In order to perform this tutorial, you need the Products workbook. In the Save As dialog box, name the file Products and Orders.xlsx.

In this task, you import products from the Products and Orders.xlsx (downloaded and renamed above) file into an Excel workbook, promote rows to column headers, remove some columns, and load the query to a worksheet.

Step 1: Connect to an Excel workbook

  1. Create an Excel workbook.

  2. Select Data > Get DataFrom File > From Workbook.

  3. In the Import Data dialog box, browse for and locate the Products.xlsx file you downloaded, and then select Open.

  4. In the Navigator pane, double click the Products table. The Power Query Editor appears.

Step 2: Examine the Query Steps

By default, Power Query automatically adds several steps as a convenience for you. Examine each step under Applied Steps in the Query Settings pane to learn more.

  1. Right click the Source step, and select Edit Settings. This step was created when you imported the workbook.

  2. Right click the Navigation step, and select Edit Settings. This step was created when you selected the table from the Navigation dialog box.

  3. Right click the Changed Type step, and select Edit Settings. This step was created by Power Query which inferred the data types of each column. Select the down arrow to the right of the formula bar to see the complete formula.

Step 3: Remove other columns to only display columns of interest

In this step you remove all columns except ProductID, ProductName, CategoryID, and QuantityPerUnit.

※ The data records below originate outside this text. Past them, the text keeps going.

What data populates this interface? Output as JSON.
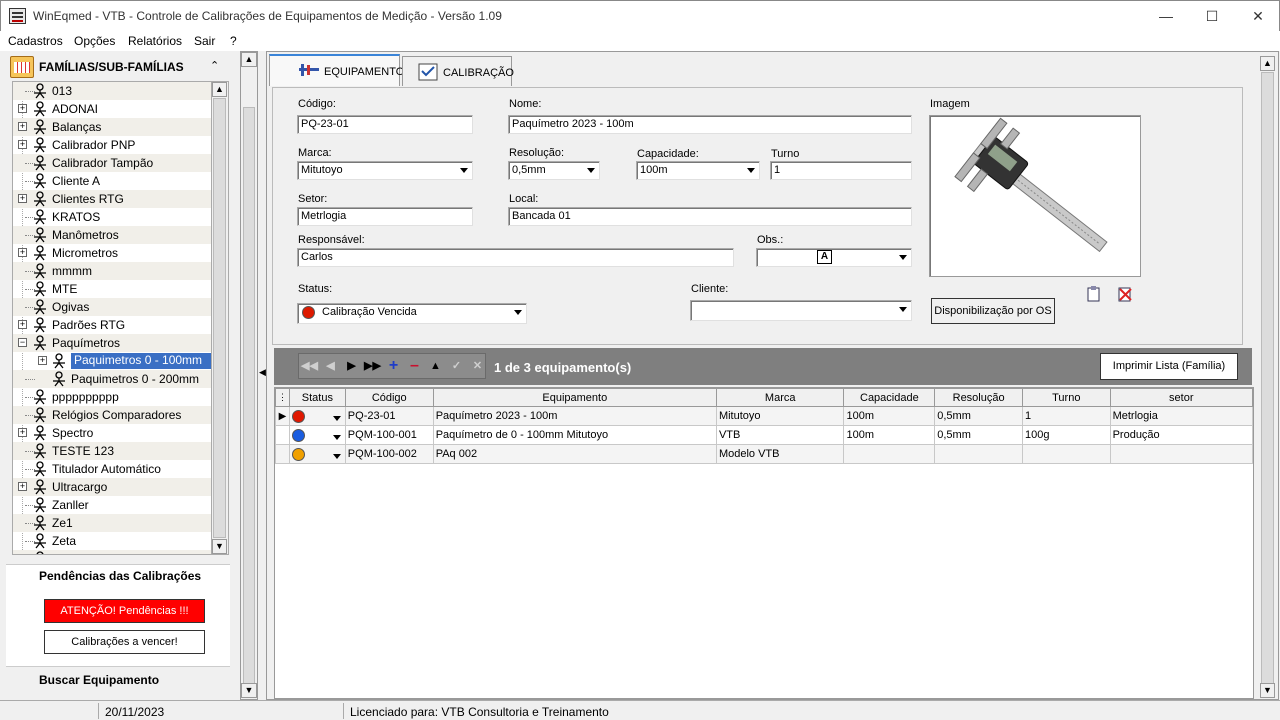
{
  "window": {
    "title": "WinEqmed - VTB - Controle de Calibrações de Equipamentos de Medição - Versão 1.09"
  },
  "menu": [
    "Cadastros",
    "Opções",
    "Relatórios",
    "Sair",
    "?"
  ],
  "families": {
    "title": "FAMÍLIAS/SUB-FAMÍLIAS",
    "items": [
      {
        "label": "013",
        "expand": false
      },
      {
        "label": "ADONAI",
        "expand": true
      },
      {
        "label": "Balanças",
        "expand": true
      },
      {
        "label": "Calibrador PNP",
        "expand": true
      },
      {
        "label": "Calibrador Tampão",
        "expand": false
      },
      {
        "label": "Cliente A",
        "expand": false
      },
      {
        "label": "Clientes RTG",
        "expand": true
      },
      {
        "label": "KRATOS",
        "expand": false
      },
      {
        "label": "Manômetros",
        "expand": false
      },
      {
        "label": "Micrometros",
        "expand": true
      },
      {
        "label": "mmmm",
        "expand": false
      },
      {
        "label": "MTE",
        "expand": false
      },
      {
        "label": "Ogivas",
        "expand": false
      },
      {
        "label": "Padrões RTG",
        "expand": true
      },
      {
        "label": "Paquímetros",
        "expand": "open"
      },
      {
        "label": "Paquimetros 0 - 100mm",
        "expand": true,
        "child": true,
        "selected": true
      },
      {
        "label": "Paquimetros 0 - 200mm",
        "expand": false,
        "child": true
      },
      {
        "label": "pppppppppp",
        "expand": false
      },
      {
        "label": "Relógios Comparadores",
        "expand": false
      },
      {
        "label": "Spectro",
        "expand": true
      },
      {
        "label": "TESTE 123",
        "expand": false
      },
      {
        "label": "Titulador Automático",
        "expand": false
      },
      {
        "label": "Ultracargo",
        "expand": true
      },
      {
        "label": "Zanller",
        "expand": false
      },
      {
        "label": "Ze1",
        "expand": false
      },
      {
        "label": "Zeta",
        "expand": false
      },
      {
        "label": "Zeus",
        "expand": false
      }
    ]
  },
  "pendencias": {
    "title": "Pendências das Calibrações",
    "alert_label": "ATENÇÃO!  Pendências !!!",
    "vencer_label": "Calibrações a vencer!"
  },
  "buscar": {
    "title": "Buscar Equipamento"
  },
  "tabs": [
    {
      "label": "EQUIPAMENTO",
      "active": true
    },
    {
      "label": "CALIBRAÇÃO",
      "active": false
    }
  ],
  "form": {
    "codigo": {
      "label": "Código:",
      "value": "PQ-23-01"
    },
    "nome": {
      "label": "Nome:",
      "value": "Paquímetro 2023 - 100m"
    },
    "marca": {
      "label": "Marca:",
      "value": "Mitutoyo"
    },
    "resolucao": {
      "label": "Resolução:",
      "value": "0,5mm"
    },
    "capacidade": {
      "label": "Capacidade:",
      "value": "100m"
    },
    "turno": {
      "label": "Turno",
      "value": "1"
    },
    "setor": {
      "label": "Setor:",
      "value": "Metrlogia"
    },
    "local": {
      "label": "Local:",
      "value": "Bancada 01"
    },
    "responsavel": {
      "label": "Responsável:",
      "value": "Carlos"
    },
    "obs": {
      "label": "Obs.:",
      "value": ""
    },
    "status": {
      "label": "Status:",
      "value": "Calibração Vencida",
      "color": "#dd1a00"
    },
    "cliente": {
      "label": "Cliente:",
      "value": ""
    },
    "imagem": {
      "label": "Imagem"
    },
    "os_button": "Disponibilização por OS"
  },
  "navigator": {
    "count_text": "1 de 3 equipamento(s)",
    "print_label": "Imprimir Lista (Família)"
  },
  "grid": {
    "columns": [
      "Status",
      "Código",
      "Equipamento",
      "Marca",
      "Capacidade",
      "Resolução",
      "Turno",
      "setor"
    ],
    "rows": [
      {
        "status_color": "#e01800",
        "codigo": "PQ-23-01",
        "equipamento": "Paquímetro 2023 - 100m",
        "marca": "Mitutoyo",
        "capacidade": "100m",
        "resolucao": "0,5mm",
        "turno": "1",
        "setor": "Metrlogia",
        "current": true
      },
      {
        "status_color": "#1a5de0",
        "codigo": "PQM-100-001",
        "equipamento": "Paquímetro de 0 - 100mm Mitutoyo",
        "marca": "VTB",
        "capacidade": "100m",
        "resolucao": "0,5mm",
        "turno": "100g",
        "setor": "Produção",
        "current": false
      },
      {
        "status_color": "#f0a000",
        "codigo": "PQM-100-002",
        "equipamento": "PAq 002",
        "marca": "Modelo VTB",
        "capacidade": "",
        "resolucao": "",
        "turno": "",
        "setor": "",
        "current": false
      }
    ]
  },
  "statusbar": {
    "date": "20/11/2023",
    "license": "Licenciado para: VTB Consultoria e Treinamento"
  }
}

  1. In Data Preview, select the ProductID, ProductName, CategoryID, and QuantityPerUnit columns (use Ctrl+Click or Shift+Click).

  2. Select Remove Columns > Remove Other Columns.

    Hide other columns

Step 4: Load the products query

In this step, you load the Products query into an Excel worksheet.

  • Select HomeClose & Load. The query appears in a new Excel worksheet.

Summary: Power Query steps created in Task 1

As you perform query activities in Power Query, query steps are created and listed in the Query Settings pane, in the Applied Steps list. Each query step has a corresponding Power Query formula, also known as the "M" language. For more information about Power Query formulas, see Create Power Query formulas in Excel.

Task

Query step

Formula

Import an Excel workbook

Source

= Excel.Workbook(File.Contents("C:\Products and Orders.xlsx"), null, true)

Select the Products table

Navigate

= Source{[Item="Products",Kind="Table"]}[Data]

Power Query automatically detects column data types

Changed Type

= Table.TransformColumnTypes(Products_Table,{{"ProductID", Int64.Type}, {"ProductName", type text}, {"SupplierID", Int64.Type}, {"CategoryID", Int64.Type}, {"QuantityPerUnit", type text}, {"UnitPrice", type number}, {"UnitsInStock", Int64.Type}, {"UnitsOnOrder", Int64.Type}, {"ReorderLevel", Int64.Type}, {"Discontinued", type logical}})

Remove other columns to only display columns of interest

Removed Other Columns

= Table.SelectColumns(FirstRowAsHeader,{"ProductID", "ProductName", "CategoryID", "QuantityPerUnit"})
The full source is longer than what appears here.